The reference, in Modi’s speech, to Rs 20 lakh crore is another example. That is mighty figure, too big for anyone to grasp. But it looks huge, and has all the keywords like lakh and crore that will impress and look good in the headlines, like the ‘$5-trillion economy in five years’ did. (The mnemonic of 20 with the year 2020 is no accident either.)
The economists will have some serious questions about it, but they will be talking to their own kind – for the layperson, it looks impressive and indicates that the government is doing something, which is all that matters. Jobs may still be lost, businesses will go under, people will lose lives and the migrants – well who cares about them anyway.
Also read: Reactions to the Death of 16 Migrants Have Exposed Our Dangerously Low Empathy Quotient
Modi’s lack of any substantive – and sensitive – reference to the migrant workers who have been walking home, jobless and hungry, has come in for comment and outrage. But Modi knows what to say and what not to say. He knows that spending time on talking about the hardships of tens of thousands or more can be a dampener to an audience that seeks reassurance and wants not to look at the warts and blemishes of this country.
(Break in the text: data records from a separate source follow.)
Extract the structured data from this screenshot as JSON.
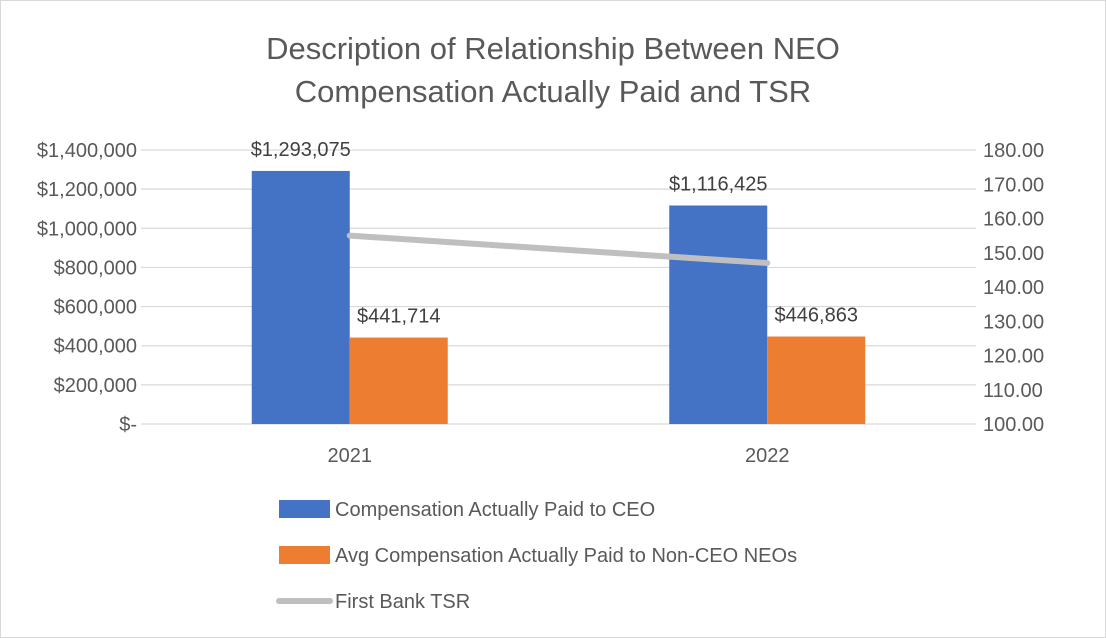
{
  "chart_data": {
    "type": "bar",
    "title": "Description of Relationship Between NEO Compensation Actually Paid and TSR",
    "title_lines": [
      "Description of Relationship Between NEO",
      "Compensation Actually Paid and TSR"
    ],
    "categories": [
      "2021",
      "2022"
    ],
    "series": [
      {
        "name": "Compensation Actually Paid to CEO",
        "type": "bar",
        "axis": "left",
        "color": "#4472c4",
        "values": [
          1293075,
          1116425
        ],
        "labels": [
          "$1,293,075",
          "$1,116,425"
        ]
      },
      {
        "name": "Avg Compensation Actually Paid to Non-CEO NEOs",
        "type": "bar",
        "axis": "left",
        "color": "#ed7d31",
        "values": [
          441714,
          446863
        ],
        "labels": [
          "$441,714",
          "$446,863"
        ]
      },
      {
        "name": "First Bank TSR",
        "type": "line",
        "axis": "right",
        "color": "#bfbfbf",
        "values": [
          155.0,
          147.0
        ]
      }
    ],
    "y_left": {
      "min": 0,
      "max": 1400000,
      "step": 200000,
      "tick_labels": [
        "$-",
        "$200,000",
        "$400,000",
        "$600,000",
        "$800,000",
        "$1,000,000",
        "$1,200,000",
        "$1,400,000"
      ]
    },
    "y_right": {
      "min": 100,
      "max": 180,
      "step": 10,
      "tick_labels": [
        "100.00",
        "110.00",
        "120.00",
        "130.00",
        "140.00",
        "150.00",
        "160.00",
        "170.00",
        "180.00"
      ]
    },
    "grid": true,
    "legend_position": "bottom"
  }
}
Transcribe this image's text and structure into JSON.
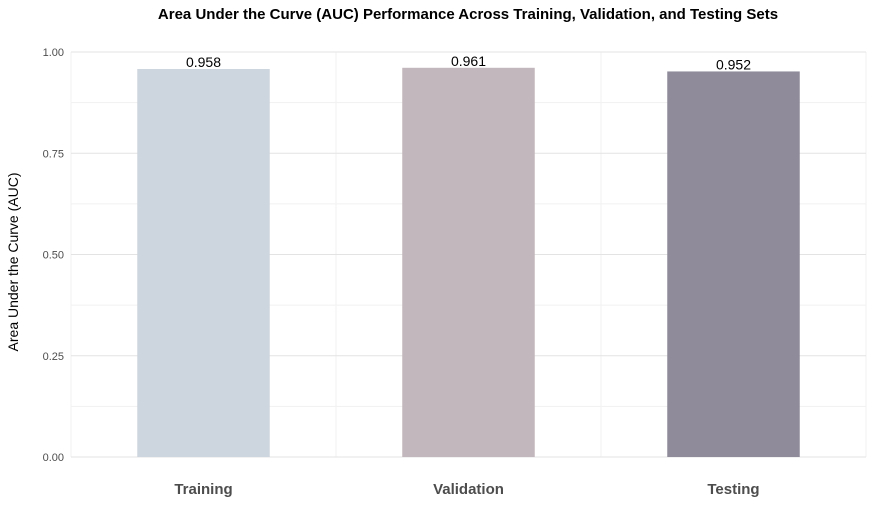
{
  "chart_data": {
    "type": "bar",
    "title": "Area Under the Curve (AUC) Performance Across Training, Validation, and Testing Sets",
    "xlabel": "",
    "ylabel": "Area Under the Curve (AUC)",
    "categories": [
      "Training",
      "Validation",
      "Testing"
    ],
    "values": [
      0.958,
      0.961,
      0.952
    ],
    "data_labels": [
      "0.958",
      "0.961",
      "0.952"
    ],
    "colors": [
      "#cdd5de",
      "#c2b7bc",
      "#8f8b9b"
    ],
    "ylim": [
      0,
      1
    ],
    "yticks": [
      0,
      0.25,
      0.5,
      0.75,
      1.0
    ],
    "ytick_labels": [
      "0.00",
      "0.25",
      "0.50",
      "0.75",
      "1.00"
    ],
    "grid": true,
    "legend": "none"
  }
}
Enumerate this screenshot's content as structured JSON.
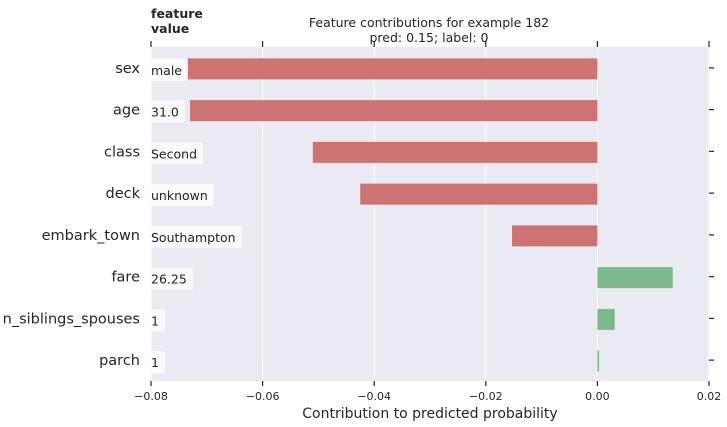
{
  "chart_data": {
    "type": "bar",
    "orientation": "horizontal",
    "title": "Feature contributions for example 182",
    "subtitle": "pred: 0.15; label: 0",
    "xlabel": "Contribution to predicted probability",
    "ylabel": "",
    "xlim": [
      -0.08,
      0.02
    ],
    "x_ticks": [
      -0.08,
      -0.06,
      -0.04,
      -0.02,
      0.0,
      0.02
    ],
    "x_tick_labels": [
      "−0.08",
      "−0.06",
      "−0.04",
      "−0.02",
      "0.00",
      "0.02"
    ],
    "feature_value_header": [
      "feature",
      "value"
    ],
    "categories": [
      "sex",
      "age",
      "class",
      "deck",
      "embark_town",
      "fare",
      "n_siblings_spouses",
      "parch"
    ],
    "feature_values": [
      "male",
      "31.0",
      "Second",
      "unknown",
      "Southampton",
      "26.25",
      "1",
      "1"
    ],
    "values": [
      -0.0735,
      -0.073,
      -0.051,
      -0.0425,
      -0.0153,
      0.0135,
      0.0031,
      0.0003
    ],
    "colors": {
      "negative": "#cd7373",
      "positive": "#7bb98a",
      "background": "#eaeaf2",
      "grid": "#ffffff"
    },
    "grid": true
  }
}
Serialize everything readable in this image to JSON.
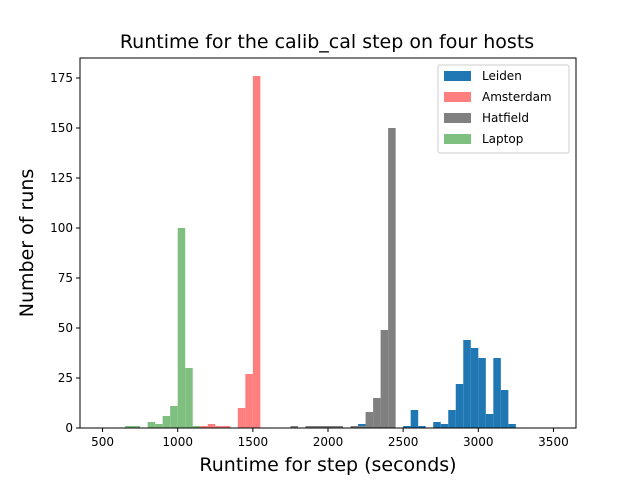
{
  "chart_data": {
    "type": "histogram",
    "title": "Runtime for the calib_cal step on four hosts",
    "xlabel": "Runtime for step (seconds)",
    "ylabel": "Number of runs",
    "xlim": [
      350,
      3650
    ],
    "ylim": [
      0,
      185
    ],
    "xticks": [
      500,
      1000,
      1500,
      2000,
      2500,
      3000,
      3500
    ],
    "yticks": [
      0,
      25,
      50,
      75,
      100,
      125,
      150,
      175
    ],
    "bin_width": 50,
    "legend_position": "top-right",
    "series": [
      {
        "name": "Leiden",
        "color": "#1f77b4",
        "opacity": 1.0,
        "bin_starts": [
          2200,
          2250,
          2350,
          2500,
          2550,
          2600,
          2700,
          2750,
          2800,
          2850,
          2900,
          2950,
          3000,
          3050,
          3100,
          3150,
          3200,
          3250,
          3300,
          3350
        ],
        "counts": [
          2,
          1,
          1,
          1,
          9,
          1,
          3,
          2,
          9,
          22,
          44,
          40,
          35,
          7,
          35,
          19,
          2,
          0,
          0,
          0
        ]
      },
      {
        "name": "Amsterdam",
        "color": "#ff7f7f",
        "opacity": 1.0,
        "bin_starts": [
          1150,
          1200,
          1250,
          1300,
          1350,
          1400,
          1450,
          1500,
          1550
        ],
        "counts": [
          1,
          2,
          1,
          1,
          0,
          10,
          27,
          176,
          0
        ]
      },
      {
        "name": "Hatfield",
        "color": "#808080",
        "opacity": 1.0,
        "bin_starts": [
          1750,
          1850,
          1900,
          1950,
          2000,
          2050,
          2150,
          2200,
          2250,
          2300,
          2350,
          2400,
          2450
        ],
        "counts": [
          1,
          1,
          1,
          1,
          1,
          1,
          1,
          1,
          8,
          15,
          49,
          150,
          0
        ]
      },
      {
        "name": "Laptop",
        "color": "#7fbf7f",
        "opacity": 1.0,
        "bin_starts": [
          650,
          700,
          750,
          800,
          850,
          900,
          950,
          1000,
          1050,
          1100
        ],
        "counts": [
          1,
          1,
          0,
          3,
          2,
          6,
          11,
          100,
          30,
          1
        ]
      }
    ]
  }
}
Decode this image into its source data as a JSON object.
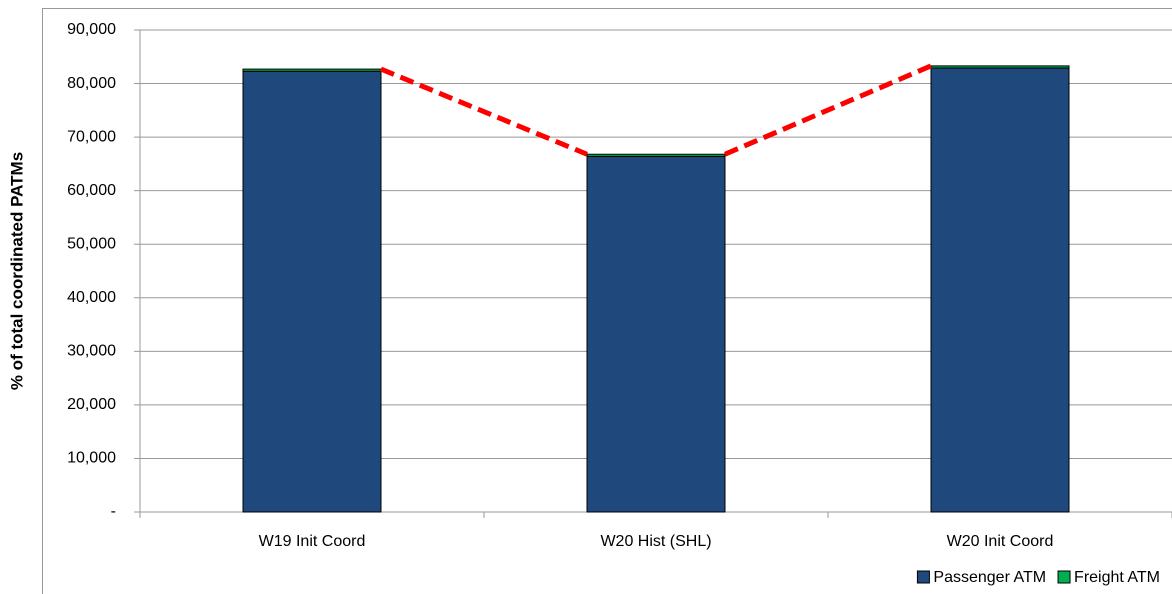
{
  "chart_data": {
    "type": "stacked_bar",
    "ylabel": "% of total coordinated PATMs",
    "categories": [
      "W19 Init Coord",
      "W20 Hist (SHL)",
      "W20 Init Coord"
    ],
    "series": [
      {
        "name": "Passenger ATM",
        "color": "#1f497d",
        "values": [
          82300,
          66400,
          82900
        ]
      },
      {
        "name": "Freight ATM",
        "color": "#00b050",
        "values": [
          400,
          400,
          400
        ]
      }
    ],
    "ylim": [
      0,
      90000
    ],
    "yticks": [
      {
        "value": 0,
        "label": "-"
      },
      {
        "value": 10000,
        "label": "10,000"
      },
      {
        "value": 20000,
        "label": "20,000"
      },
      {
        "value": 30000,
        "label": "30,000"
      },
      {
        "value": 40000,
        "label": "40,000"
      },
      {
        "value": 50000,
        "label": "50,000"
      },
      {
        "value": 60000,
        "label": "60,000"
      },
      {
        "value": 70000,
        "label": "70,000"
      },
      {
        "value": 80000,
        "label": "80,000"
      },
      {
        "value": 90000,
        "label": "90,000"
      }
    ],
    "grid": true,
    "connector": {
      "color": "#ff0000",
      "dashed": true
    },
    "legend": "bottom-right"
  }
}
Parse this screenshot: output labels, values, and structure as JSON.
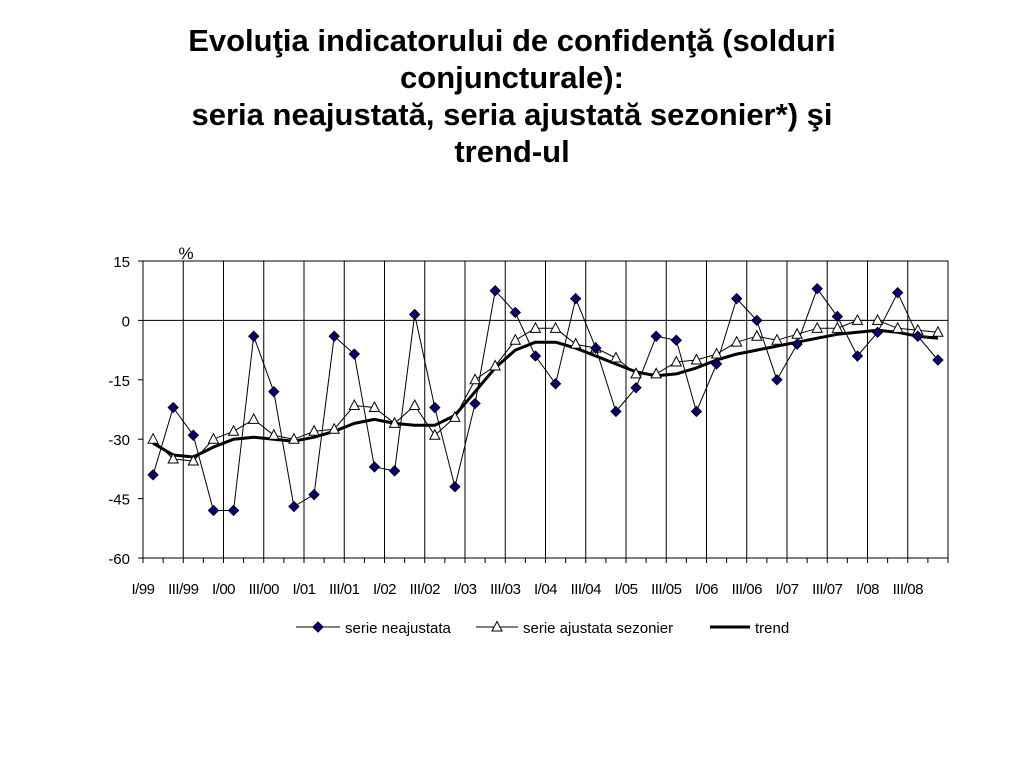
{
  "title_lines": [
    "Evoluţia  indicatorului  de  confidenţă (solduri",
    "conjuncturale):",
    "seria neajustată, seria ajustată sezonier*) şi",
    "trend-ul"
  ],
  "chart_data": {
    "type": "line",
    "unit_label": "%",
    "ylim": [
      -60,
      15
    ],
    "yticks": [
      15,
      0,
      -15,
      -30,
      -45,
      -60
    ],
    "grid": "vertical lines at semester boundaries, horizontal line at 0",
    "legend_position": "bottom-center",
    "x_tick_labels": [
      "I/99",
      "III/99",
      "I/00",
      "III/00",
      "I/01",
      "III/01",
      "I/02",
      "III/02",
      "I/03",
      "III/03",
      "I/04",
      "III/04",
      "I/05",
      "III/05",
      "I/06",
      "III/06",
      "I/07",
      "III/07",
      "I/08",
      "III/08"
    ],
    "series": [
      {
        "name": "serie neajustata",
        "marker": "diamond",
        "color": "#000080",
        "values": [
          -39,
          -22,
          -29,
          -48,
          -48,
          -4,
          -18,
          -47,
          -44,
          -4,
          -8.5,
          -37,
          -38,
          1.5,
          -22,
          -42,
          -21,
          7.5,
          2,
          -9,
          -16,
          5.5,
          -7,
          -23,
          -17,
          -4,
          -5,
          -23,
          -11,
          5.5,
          0,
          -15,
          -6,
          8,
          1,
          -9,
          -3,
          7,
          -4,
          -10
        ]
      },
      {
        "name": "serie ajustata sezonier",
        "marker": "triangle",
        "color": "#ffffff",
        "values": [
          -30,
          -35,
          -35.5,
          -30,
          -28,
          -25,
          -29,
          -30,
          -28,
          -27.5,
          -21.5,
          -22,
          -26,
          -21.5,
          -29,
          -24.5,
          -15,
          -11.5,
          -5,
          -2,
          -2,
          -6,
          -7,
          -9.5,
          -13.5,
          -13.5,
          -10.5,
          -10,
          -8.5,
          -5.5,
          -4,
          -5,
          -3.5,
          -2,
          -2,
          0,
          0,
          -2,
          -2.5,
          -3
        ]
      },
      {
        "name": "trend",
        "marker": "none",
        "color": "#000000",
        "values": [
          -31,
          -34,
          -34.5,
          -32,
          -30,
          -29.5,
          -30,
          -30.5,
          -29.5,
          -28,
          -26,
          -25,
          -26,
          -26.5,
          -26.5,
          -24,
          -18,
          -12,
          -7.5,
          -5.5,
          -5.5,
          -7,
          -9,
          -11,
          -13,
          -14,
          -13.5,
          -12,
          -10,
          -8.5,
          -7.5,
          -6.5,
          -5.5,
          -4.5,
          -3.5,
          -3,
          -2.5,
          -3,
          -4,
          -4.5
        ]
      }
    ]
  }
}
Not everyone has been appalled or upset at the images of men, women and children walking on the highways to reach their villages hundreds of miles away or being run over by a train. Many of them have seen it as an irresponsible, even anti-national act, or a conspiracy by rival political parties and have blamed the migrants for demanding food, transport and free tickets.
Now it is up to the states to work out how best to contain the coronavirus. The finance minister will work out the nitty gritty details of the financial package. And every Indian will have to look out for themselves. As for the prime minister, he is here to keep our morale high and comfort us, while gently massaging our egos. India is destined for greatness, and that is all we want to know.